The forward left college early to turn pro, and made the transition to the NBA smoothly on the court - although he had some problems off it. King certainly deserved eventual status as a Hall of Famer.
Now 25 years later, he's written down his account of his life in his autobiography, "Game Face." And it's interesting that King's biggest obstacle - and the one he discusses at the start of the book - had nothing to do with anything listed above.
King suffered about as bad a knee injury as you could find without getting involving in some sort of traffic accident or other disaster. He jumped in the air during a game and knew he was in trouble even before he landed. Doctors looked at him and wondered if he would ever walk normally again. Basketball figured to be in the past, not in his future.
But King worked hard, harder and hardest. He was sidelined for about two years before finally returning to the NBA. King played three full years after the injury, and got his scoring average back up to 28.4 points per game. It was a remarkable comeback.
It's easy to split this book into two parts, one more compelling than the other. King's early years are the interesting ones. His father wouldn't even let him play basketball (or do anything else) outside on Sundays until Bernard defied him. His mother apparently used a strap on him more than one, because that how she was raised. As a result, King said he felt better hiding his feelings behind a "game face" - don't let them know what you are thinking, particularly on the court. Let me assure those who are too young to remember that King was a true handful when playing - a pure scorer who earned his points every single night.
The second half of the story doesn't work as well. One of the obvious reasons is that he played with some mediocre teams over the years - emphasis on "teams," since he bounced around quite a bit through five teams. King didn't come close to playing for an NBA champion. That's not his fault, but it will be noticed by the reader.
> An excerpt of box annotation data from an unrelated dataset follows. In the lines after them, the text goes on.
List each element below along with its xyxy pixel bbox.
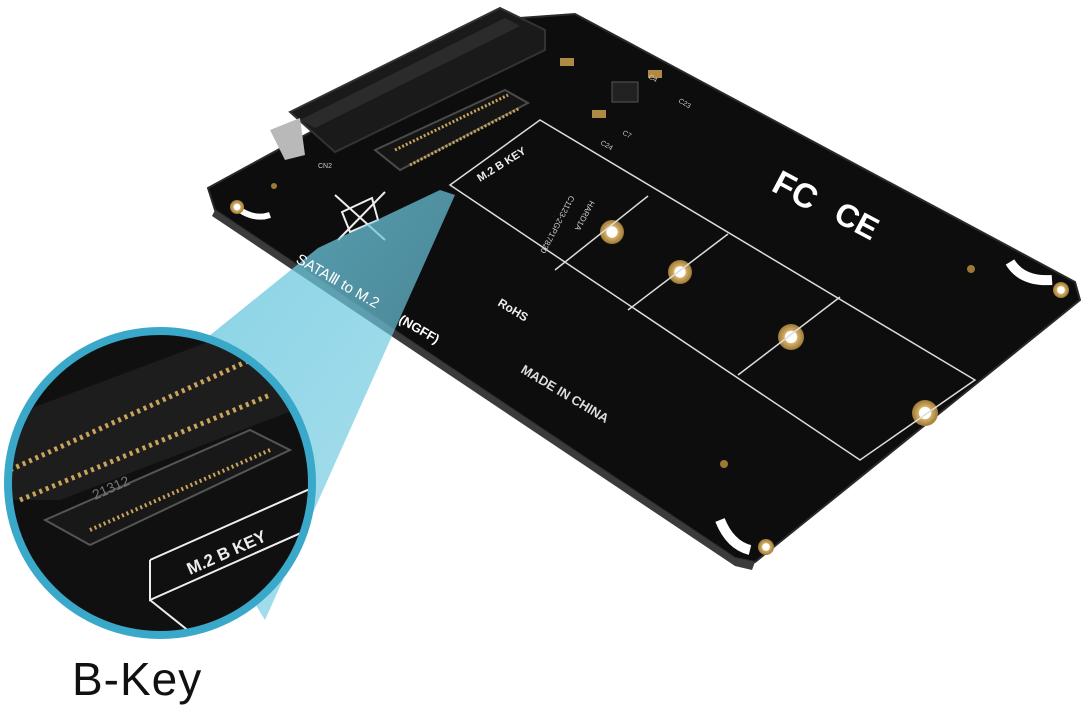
mount-hole [758,539,774,555]
m2-slot [373,88,531,172]
mount-hole [230,200,244,214]
screw-hole [600,220,624,244]
c7-label: C7 [621,130,632,141]
mount-hole [1053,282,1069,298]
sata-connector [270,6,546,160]
magnifier-ring [4,327,316,639]
caption-b-key: B-Key [72,653,203,705]
c4-label: C4 [647,74,658,85]
screw-hole [778,324,804,350]
screw-hole [912,400,938,426]
cn2-label: CN2 [318,163,332,170]
magnifier-lens: M.2 B KEY 21312 [4,327,316,639]
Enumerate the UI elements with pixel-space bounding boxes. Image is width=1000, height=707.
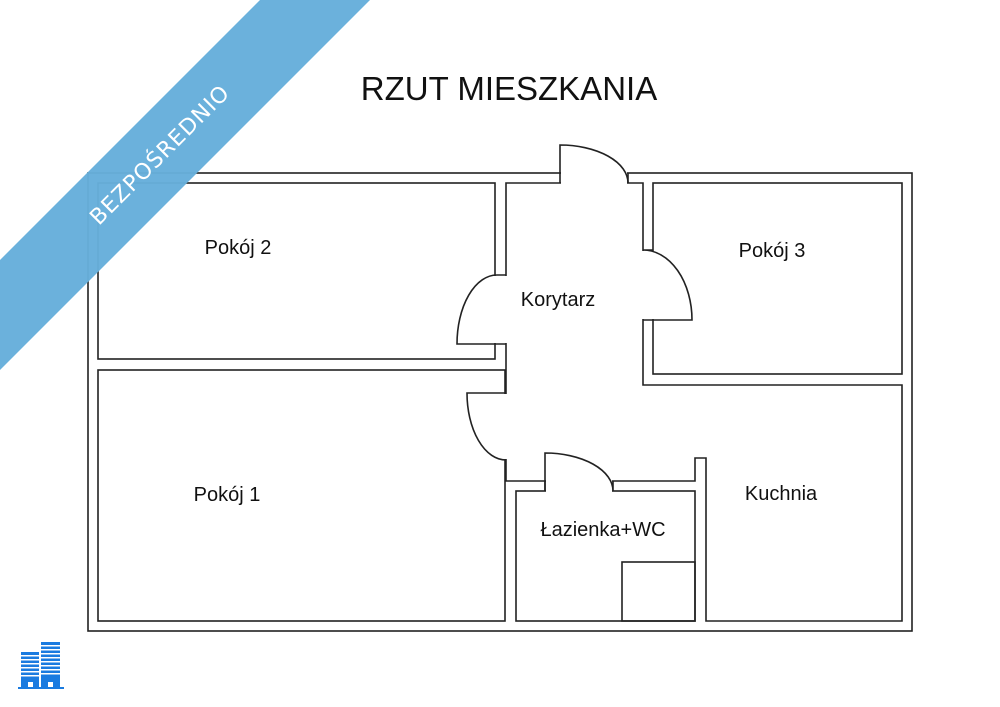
room-pokoj-3 [652, 182, 903, 375]
room-lazienka [515, 490, 696, 622]
label-pokoj-1: Pokój 1 [194, 484, 261, 506]
label-korytarz: Korytarz [521, 289, 595, 311]
shower-tray [621, 561, 696, 622]
label-pokoj-2: Pokój 2 [205, 237, 272, 259]
door-lazienka [544, 452, 614, 492]
plan-title: RZUT MIESZKANIA [361, 70, 657, 107]
outer-wall [87, 172, 913, 632]
room-pokoj-1 [97, 369, 506, 622]
buildings-icon [18, 642, 64, 689]
door-pokoj-3 [642, 249, 693, 321]
door-pokoj-1 [466, 392, 507, 461]
room-korytarz-kuchnia [505, 182, 903, 622]
corner-banner: BEZPOŚREDNIO [0, 0, 370, 370]
label-kuchnia: Kuchnia [745, 483, 818, 505]
door-entrance [559, 144, 629, 184]
label-pokoj-3: Pokój 3 [739, 240, 806, 262]
door-pokoj-2 [456, 274, 506, 345]
label-lazienka: Łazienka+WC [540, 519, 665, 541]
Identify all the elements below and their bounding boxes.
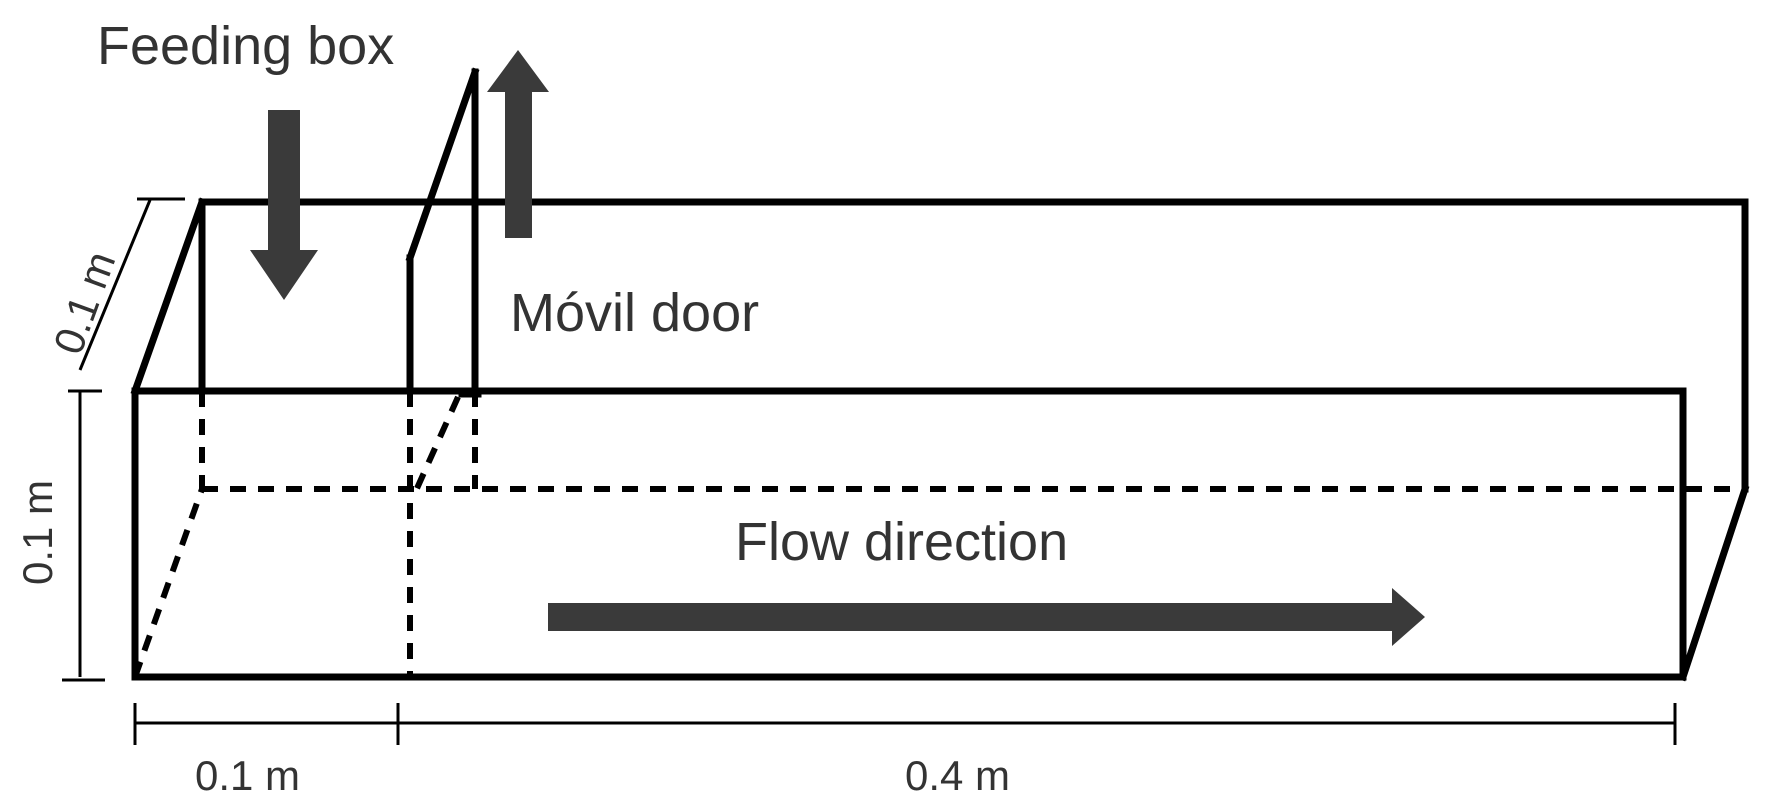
- movil-door-label: Móvil door: [510, 283, 759, 343]
- height-dimension: [62, 389, 105, 682]
- movil-door-panel: [405, 67, 482, 398]
- door-slant-edge: [405, 67, 480, 263]
- feeding-box-label: Feeding box: [97, 16, 394, 76]
- length-main-label: 0.4 m: [905, 752, 1010, 799]
- flow-direction-label: Flow direction: [735, 512, 1068, 572]
- depth-dimension-line: [78, 199, 152, 371]
- bottom-right-depth-edge: [1678, 484, 1750, 682]
- channel-box: [130, 197, 1750, 682]
- top-left-depth-edge: [130, 197, 207, 396]
- length-dimensions: [133, 703, 1677, 745]
- door-hidden-diagonal: [411, 395, 461, 497]
- door-up-arrow: [487, 50, 549, 238]
- length-feed-label: 0.1 m: [195, 752, 300, 799]
- hidden-edges: [132, 391, 1745, 679]
- height-label: 0.1 m: [14, 480, 61, 585]
- bottom-left-hidden-depth-edge: [132, 487, 205, 679]
- flow-direction-arrow: [548, 588, 1425, 646]
- feeding-down-arrow: [250, 110, 318, 300]
- depth-label: 0.1 m: [44, 245, 124, 360]
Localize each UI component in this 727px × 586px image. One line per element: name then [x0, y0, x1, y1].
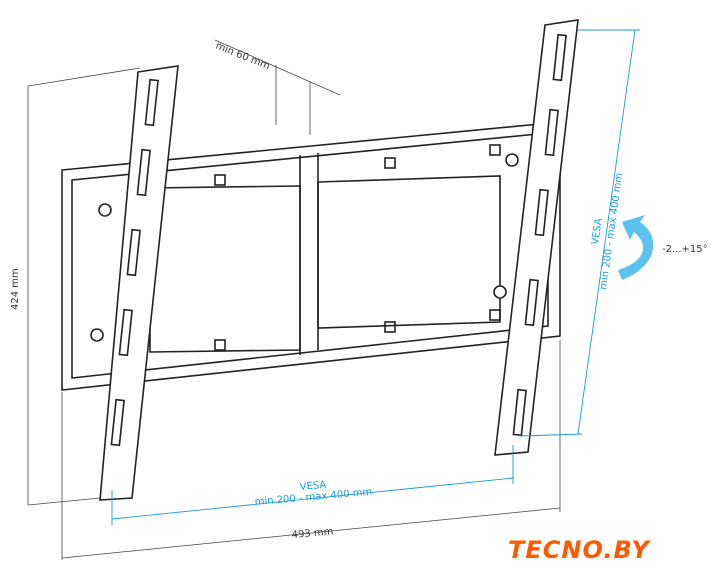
- tecno-by-logo: TECNO.BY: [508, 536, 650, 564]
- wall-plate: [61, 121, 561, 391]
- min-offset-label: min 60 mm: [214, 41, 271, 73]
- left-vertical-arm: [90, 65, 179, 501]
- height-label: 424 mm: [10, 268, 21, 310]
- tilt-range-label: -2...+15°: [662, 244, 708, 255]
- vesa-h-title: VESA: [299, 480, 327, 493]
- dimension-lines: [27, 39, 561, 560]
- width-label: 493 mm: [291, 526, 334, 541]
- right-vertical-arm: [493, 19, 579, 456]
- vesa-v-title: VESA: [590, 217, 605, 245]
- vesa-dimension-lines: [111, 29, 640, 525]
- tilt-arrow-icon: [618, 215, 654, 280]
Also missing and a little puzzling is the lack of material on younger brother Albert. He was the finest high school player in the country as a senior, and he went on to play at Maryland and then to the pros. Albert isn't even mentioned in the front half of the book, only coming up when the two players met in the postseason.
Albert isn't alone in that description. Bernard's first wife doesn't even have her name mentioned. Also avoided is how King got away from alcohol and drug abuse, a habit he picked up early in his career. And the picture painted about what King has been doing after basketball seems incomplete. He's done some broadcasting work; let's hope he took care of his money and moved happily into middle age.
Naturally, any book written about an athlete from the 1970s or 1980s is going to feel like ancient history to some. Even so, "Game Face" lets us have a peak at a man who admits he didn't like telling much about himself back in the day. Therefore, those in the proper demographic will find this worth a read.